I refuse to buy or read the D-G. So I asked someone who had a copy to forward over the article where Lt. Gov Mark Darr and Rep. John Burris made complete buffoons of themselves standing up for corruption in our politics.
First there was Darr:
Darr, who has said he’s considering running for governor in 2014, said he loves the provision requiring lawmakers to have a two-year cooling-off period before they become lobbyists.
But he has concerns about the donation-restrictions provision, especially as it pertains to “some retired Democrats” who are supporting it but who aren’t going to run for office anymore.
“When you see the state about to, in my opinion, switch to where it would be a Republican majority [in the Legislature], … yeah, let’s make it where you can’t take corporate contributions,” Darr said.
“I want to learn a little more about it before I either totally stomp on it or support it,” he said.
In other words, Republicans want their turn at the trough. Give them the legislature, and you can expect them to keep the status quo in place because as they see it it’s their due. Let us all be grateful to Mark Darr for having that rare honest moment there.
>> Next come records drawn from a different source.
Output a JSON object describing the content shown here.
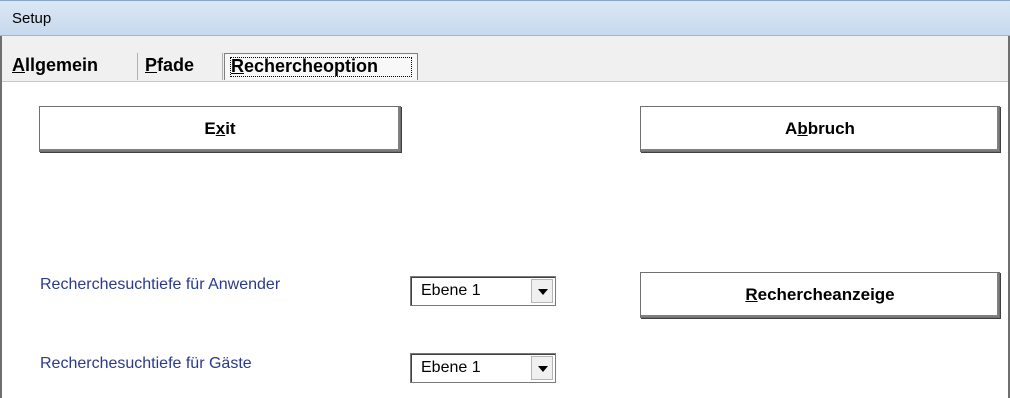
{
  "window": {
    "title": "Setup"
  },
  "tabs": [
    {
      "prefix": "",
      "underline": "A",
      "rest": "llgemein"
    },
    {
      "prefix": "",
      "underline": "P",
      "rest": "fade"
    },
    {
      "prefix": "",
      "underline": "R",
      "rest": "echercheoption"
    }
  ],
  "buttons": {
    "exit": {
      "prefix": "E",
      "underline": "x",
      "rest": "it"
    },
    "abbruch": {
      "prefix": "A",
      "underline": "b",
      "rest": "bruch"
    },
    "rechercheanzeige": {
      "prefix": "",
      "underline": "R",
      "rest": "echercheanzeige"
    }
  },
  "options": {
    "anwender_label": "Recherchesuchtiefe für Anwender",
    "anwender_value": "Ebene 1",
    "gaeste_label": "Recherchesuchtiefe für Gäste",
    "gaeste_value": "Ebene 1"
  },
  "colors": {
    "label_text": "#2a3a8c",
    "title_bar": "#c7d9ee"
  },
  "icons": {
    "dropdown": "chevron-down-icon"
  }
}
Burris, a Republican state representative from Harrison, said the proposed ballot measure is “flawed legislation.”
He said he doesn’t think that barring corporations from making direct contributions to candidates is constitutional.
“I think it is a freedom of speech issue,” Burris said, adding that the existing law limiting corporations and others to contributions of $2,000 per candidate per election is sufficient.
“Corporations are people my friend!” This is absurd. Corporations can’t make contributions at the federal level and that’s exactly the model that Regnat Populus follows.
Republicans have stepped in it big on this and Democrats now have a huge opening to exploit. We need to make ethics reform central to the 2012 campaigns in Arkansas, and we need to be hammering Republicans on this on TV and through every other medium we can.